Accuracy with Euclidean distance: 0.9444444444444444
Accuracy with Manhattan distance: 0.9444444444444444


## Q10. You are working with a high-dimensional gene expression dataset to classify patients with different types of cancer. Explain how you would:  
- Use PCA to reduce dimensionality  
- Decide how many components to keep  
- Use KNN for classification post-dimensionality reduction  
- Evaluate the model  
- Justify this pipeline to your stakeholders

**Answer:**  

**1. Use PCA to reduce dimensionality:**  
- Gene expression datasets often have **thousands of features (genes)** but relatively few samples.  
- Directly applying KNN or other models can lead to **overfitting**.  
- Apply **PCA** to transform the original features into **principal components**, which capture the most variance in the data.  
- This reduces the dimensionality while retaining the most important information for classification.

**2. Decide how many components to keep:**  
- Examine the **explained variance ratio** of principal components.  
- Retain enough components to capture **~90–95% of the total variance**.  
- This balances **information retention** and **overfitting risk**.

**3. Use KNN for classification post-dimensionality reduction:**  
- Standardize the PCA-transformed features.  
- Train a **KNN classifier** on the reduced feature set.  
- KNN works well here because distances in lower-dimensional space are more meaningful and less noisy.

**4. Evaluate the model:**  
- Use **cross-validation** (e.g., k-fold) to assess model stability and generalization.  
- Evaluate performance metrics such as **accuracy, precision, recall, F1-score**, or **ROC-AUC** depending on class imbalance.  
- Compare results with and without PCA to demonstrate dimensionality reduction benefits.
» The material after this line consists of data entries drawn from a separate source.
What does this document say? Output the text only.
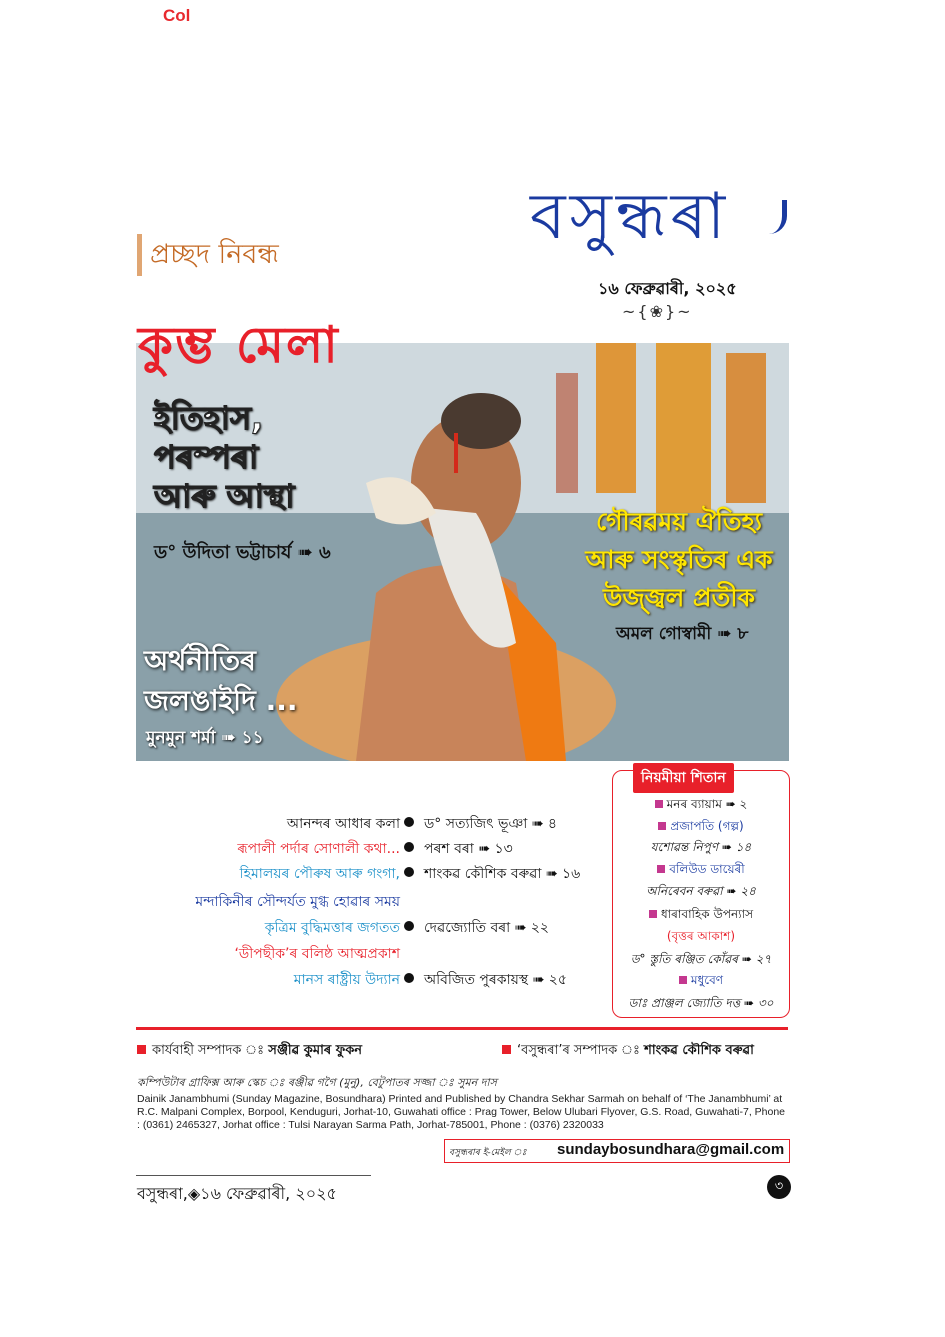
Col
বসুন্ধৰা
১৬ ফেব্ৰুৱাৰী, ২০২৫
~{❀}~
প্ৰচ্ছদ নিবন্ধ
কুম্ভ মেলা
ইতিহাস,
পৰম্পৰা
আৰু আস্থা
ড° উদিতা ভট্টাচাৰ্য ➠ ৬
গৌৰৱময় ঐতিহ্য
আৰু সংস্কৃতিৰ এক
উজ্জ্বল প্ৰতীক
অমল গোস্বামী ➠ ৮
অৰ্থনীতিৰ
জলঙাইদি ...
মুনমুন শৰ্মা ➠ ১১
আনন্দৰ আধাৰ কলা ড° সত্যজিৎ ভূঞা ➠ ৪
ৰূপালী পৰ্দাৰ সোণালী কথা... পৰশ বৰা ➠ ১৩
হিমালয়ৰ পৌৰুষ আৰু গংগা, শাংকৱ কৌশিক বৰুৱা ➠ ১৬
মন্দাকিনীৰ সৌন্দৰ্যত মুগ্ধ হোৱাৰ সময়
কৃত্ৰিম বুদ্ধিমত্তাৰ জগতত দেৱজ্যোতি বৰা ➠ ২২
‘ডীপছীক’ৰ বলিষ্ঠ আত্মপ্ৰকাশ
মানস ৰাষ্ট্ৰীয় উদ্যান অবিজিত পুৰকায়স্থ ➠ ২৫
নিয়মীয়া শিতান
মনৰ ব্যায়াম ➠ ২
প্ৰজাপতি (গল্প)
যশোৱন্ত নিপুণ ➠ ১৪
বলিউড ডায়েৰী
অনিৰেবন বৰুৱা ➠ ২৪
ধাৰাবাহিক উপন্যাস
(বৃত্তৰ আকাশ)
ড° স্তুতি ৰঞ্জিত কোঁৱৰ ➠ ২৭
মধুবেণ
ডাঃ প্ৰাঞ্জল জ্যোতি দত্ত ➠ ৩০
কাৰ্যবাহী সম্পাদক ঃ সঞ্জীৱ কুমাৰ ফুকন	‘বসুন্ধৰা’ৰ সম্পাদক ঃ শাংকৱ কৌশিক বৰুৱা
কম্পিউটাৰ গ্ৰাফিক্স আৰু স্কেচ ঃ ৰঞ্জীৱ গগৈ (মুনু), বেটুপাতৰ সজ্জা ঃ সুমন দাস
Dainik Janambhumi (Sunday Magazine, Bosundhara) Printed and Published by Chandra Sekhar Sarmah on behalf of ‘The Janambhumi’ at R.C. Malpani Complex, Borpool, Kenduguri, Jorhat-10, Guwahati office : Prag Tower, Below Ulubari Flyover, G.S. Road, Guwahati-7, Phone : (0361) 2465327, Jorhat office : Tulsi Narayan Sarma Path, Jorhat-785001, Phone : (0376) 2320033
বসুন্ধৰাৰ ই-মেইল ঃ sundaybosundhara@gmail.com
বসুন্ধৰা,◈১৬ ফেব্ৰুৱাৰী, ২০২৫	৩
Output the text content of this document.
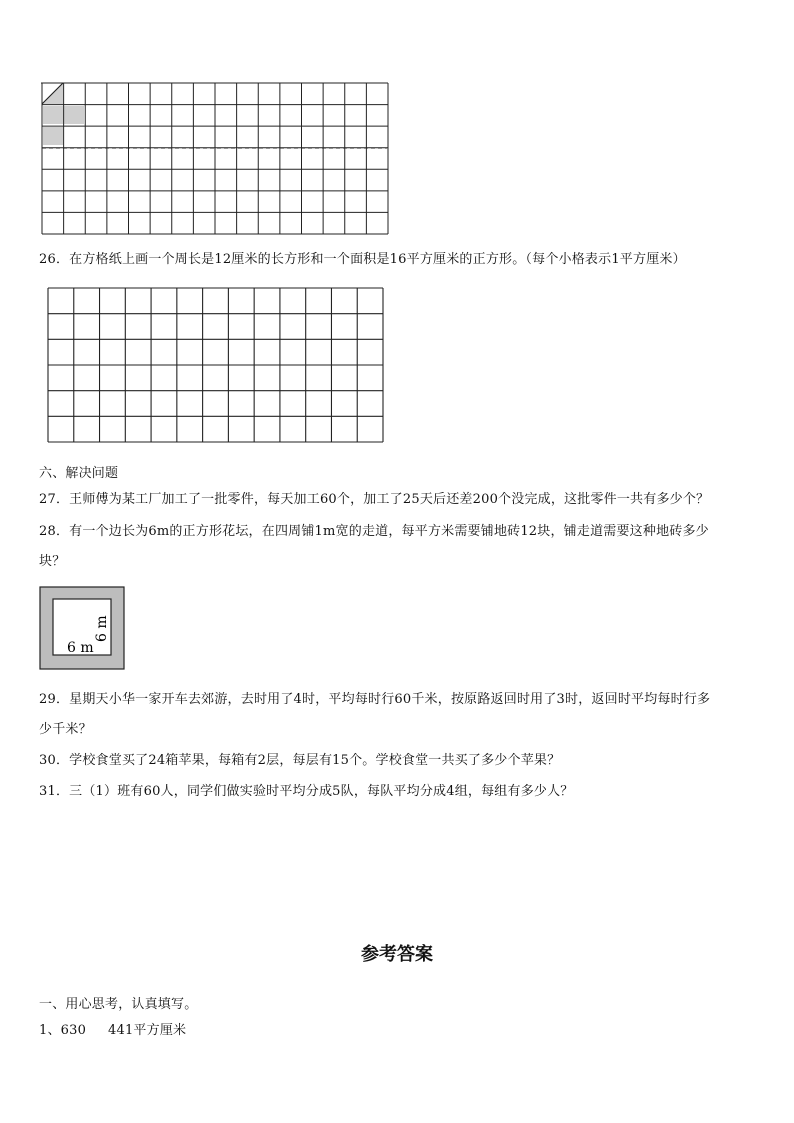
26．在方格纸上画一个周长是12厘米的长方形和一个面积是16平方厘米的正方形。（每个小格表示1平方厘米）
六、解决问题
27．王师傅为某工厂加工了一批零件，每天加工60个，加工了25天后还差200个没完成，这批零件一共有多少个？
28．有一个边长为6m的正方形花坛，在四周铺1m宽的走道，每平方米需要铺地砖12块，铺走道需要这种地砖多少
块？
6 m
6 m
29．星期天小华一家开车去郊游，去时用了4时，平均每时行60千米，按原路返回时用了3时，返回时平均每时行多
少千米？
30．学校食堂买了24箱苹果，每箱有2层，每层有15个。学校食堂一共买了多少个苹果？
31．三（1）班有60人，同学们做实验时平均分成5队，每队平均分成4组，每组有多少人？
参考答案
一、用心思考，认真填写。
1、630 441平方厘米
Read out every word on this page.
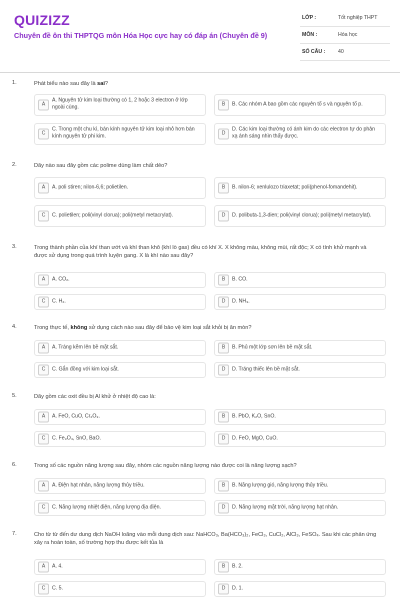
QUIZIZZ
Chuyên đề ôn thi THPTQG môn Hóa Học cực hay có đáp án (Chuyên đề 9)
LỚP :	Tốt nghiệp THPT
MÔN :	Hóa học
SỐ CÂU : 40
1.	Phát biểu nào sau đây là sai?
A
A. Nguyên tử kim loại thường có 1, 2 hoặc 3 electron ở lớp ngoài cùng.
B	B. Các nhóm A bao gồm các nguyên tố s và nguyên tố p.
C
C. Trong một chu kì, bán kính nguyên tử kim loại nhỏ hơn bán kính nguyên tử phi kim.
D
D. Các kim loại thường có ánh kim do các electron tự do phản xạ ánh sáng nhìn thấy được.
2.	Dãy nào sau đây gồm các polime dùng làm chất dẻo?
A	A. poli stiren; nilon-6,6; polietilen.	B	B. nilon-6; xenlulozo triaxetat; poli(phenol-fomandehit).
C	C. polietilen; poli(vinyl clorua); poli(metyl metacrylat).	D	D. polibuta-1,3-dien; poli(vinyl clorua); poli(metyl metacrylat).
3.	Trong thành phần của khí than ướt và khí than khô (khí lò gas) đều có khí X. X không màu, không mùi, rất độc; X có tính khử mạnh và được sử dụng trong quá trình luyện gang. X là khí nào sau đây?
A	A. CO₂.	B	B. CO.
C	C. H₂.	D	D. NH₃.
4.	Trong thực tế, không sử dụng cách nào sau đây để bảo vệ kim loại sắt khỏi bị ăn mòn?
A	A. Tráng kẽm lên bề mặt sắt.	B	B. Phủ một lớp sơn lên bề mặt sắt.
C	C. Gắn đồng với kim loại sắt.	D	D. Tráng thiếc lên bề mặt sắt.
5.	Dãy gồm các oxit đều bị Al khử ở nhiệt độ cao là:
A	A. FeO, CuO, Cr₂O₃.	B	B. PbO, K₂O, SnO.
C	C. Fe₃O₄, SnO, BaO.	D	D. FeO, MgO, CuO.
6.	Trong số các nguồn năng lượng sau đây, nhóm các nguồn năng lượng nào được coi là năng lượng sạch?
A	A. Điện hạt nhân, năng lượng thủy triều.	B	B. Năng lượng gió, năng lượng thủy triều.
C	C. Năng lượng nhiệt điện, năng lượng địa điện.	D	D. Năng lượng mặt trời, năng lượng hạt nhân.
7.	Cho từ từ đến dư dung dịch NaOH loãng vào mỗi dung dịch sau: NaHCO₃, Ba(HCO₃)₂, FeCl₃, CuCl₂, AlCl₃, FeSO₄. Sau khi các phản ứng xảy ra hoàn toàn, số trường hợp thu được kết tủa là
A	A. 4.	B	B. 2.
C	C. 5.	D	D. 1.
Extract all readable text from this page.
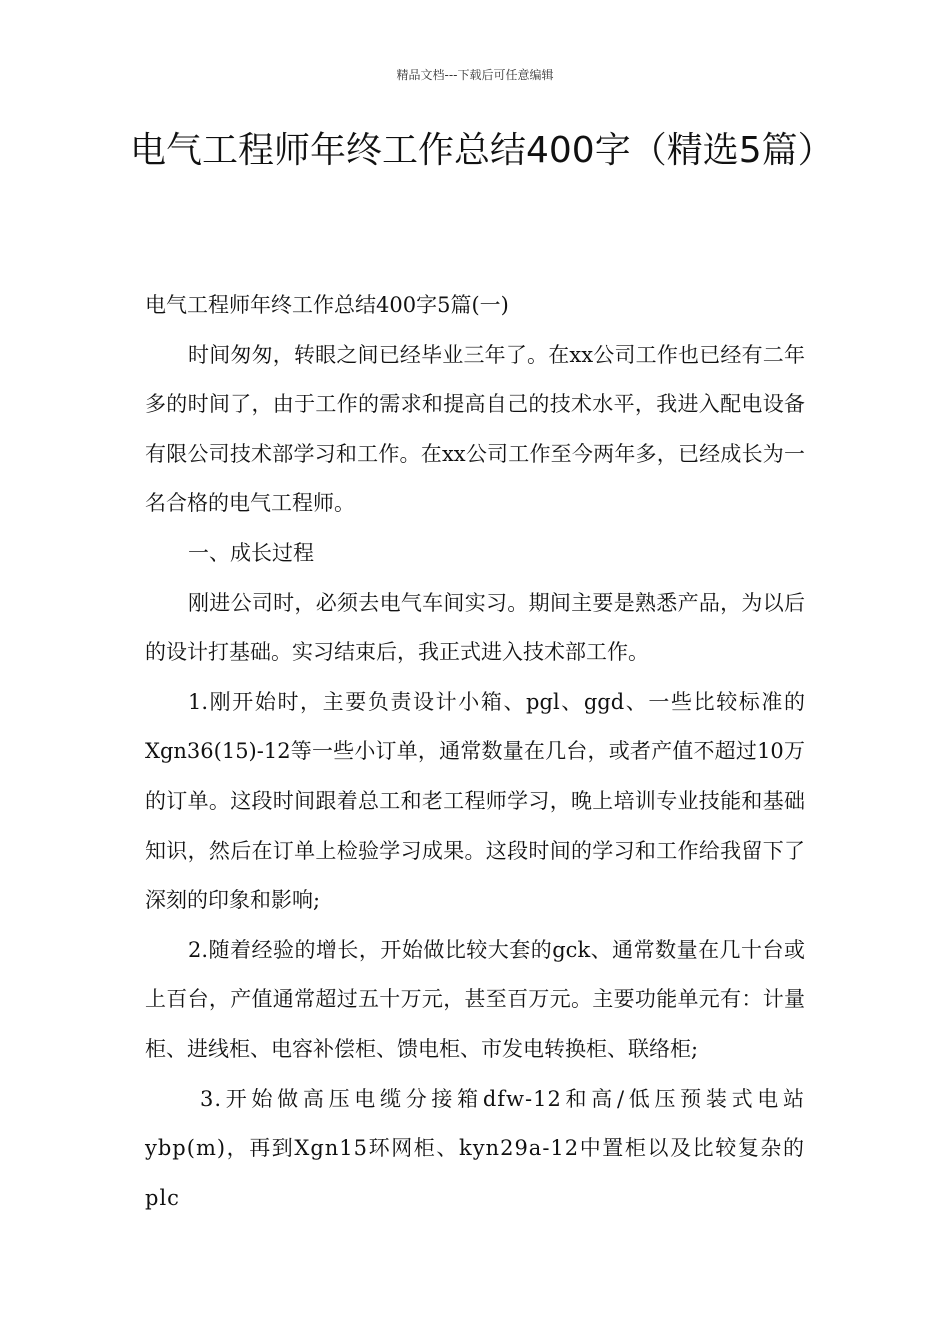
精品文档---下载后可任意编辑
电气工程师年终工作总结400字（精选5篇）

电气工程师年终工作总结400字5篇(一)

时间匆匆，转眼之间已经毕业三年了。在xx公司工作也已经有二年多的时间了，由于工作的需求和提高自己的技术水平，我进入配电设备有限公司技术部学习和工作。在xx公司工作至今两年多，已经成长为一名合格的电气工程师。

一、成长过程

刚进公司时，必须去电气车间实习。期间主要是熟悉产品，为以后的设计打基础。实习结束后，我正式进入技术部工作。

1.刚开始时，主要负责设计小箱、pgl、ggd、一些比较标准的Xgn36(15)-12等一些小订单，通常数量在几台，或者产值不超过10万的订单。这段时间跟着总工和老工程师学习，晚上培训专业技能和基础知识，然后在订单上检验学习成果。这段时间的学习和工作给我留下了深刻的印象和影响;

2.随着经验的增长，开始做比较大套的gck、通常数量在几十台或上百台，产值通常超过五十万元，甚至百万元。主要功能单元有：计量柜、进线柜、电容补偿柜、馈电柜、市发电转换柜、联络柜;

3.开始做高压电缆分接箱dfw-12和高/低压预装式电站ybp(m)，再到Xgn15环网柜、kyn29a-12中置柜以及比较复杂的plc
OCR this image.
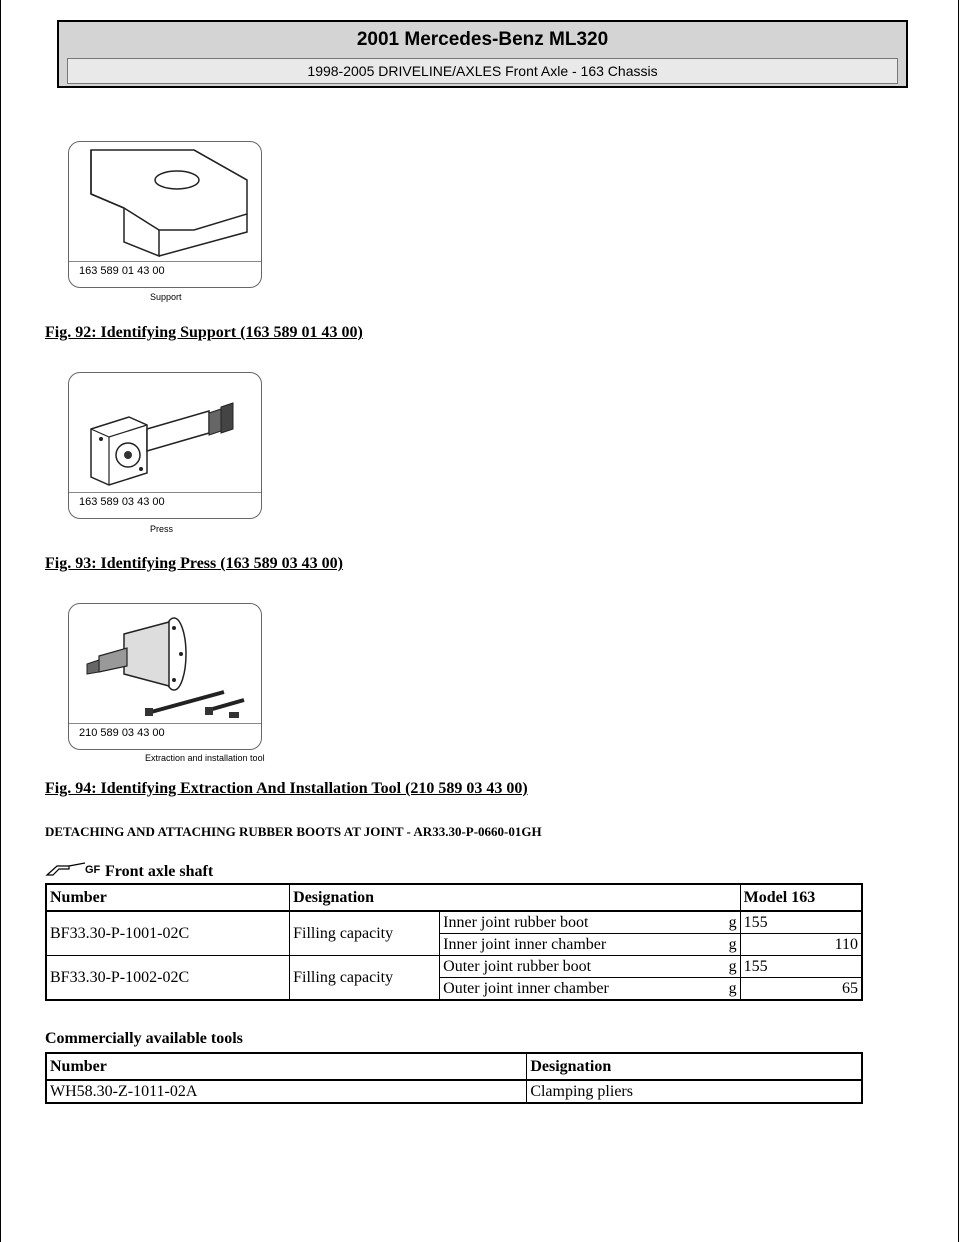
2001 Mercedes-Benz ML320
1998-2005 DRIVELINE/AXLES Front Axle - 163 Chassis
163 589 01 43 00
Support
Fig. 92: Identifying Support (163 589 01 43 00)
163 589 03 43 00
Press
Fig. 93: Identifying Press (163 589 03 43 00)
210 589 03 43 00
Extraction and installation tool
Fig. 94: Identifying Extraction And Installation Tool (210 589 03 43 00)
DETACHING AND ATTACHING RUBBER BOOTS AT JOINT - AR33.30-P-0660-01GH
GF Front axle shaft
Number	Designation			Model 163
BF33.30-P-1001-02C	Filling capacity	Inner joint rubber boot	g	155
		Inner joint inner chamber	g	110
BF33.30-P-1002-02C	Filling capacity	Outer joint rubber boot	g	155
		Outer joint inner chamber	g	65
Commercially available tools
Number	Designation
WH58.30-Z-1011-02A	Clamping pliers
**5. Justify this pipeline to stakeholders:**  
- **Robustness:** PCA reduces overfitting by removing redundant or noisy features.  
- **Interpretability:** PCA highlights the most informative patterns in gene expression.  
- **Efficiency:** Reduced feature space leads to faster model training and prediction.  
- **Accuracy:** KNN on PCA-transformed data maintains strong classification performance while minimizing complexity.  
- This approach is widely accepted in **biomedical data analysis**, where high-dimensional datasets are common and interpretability is important.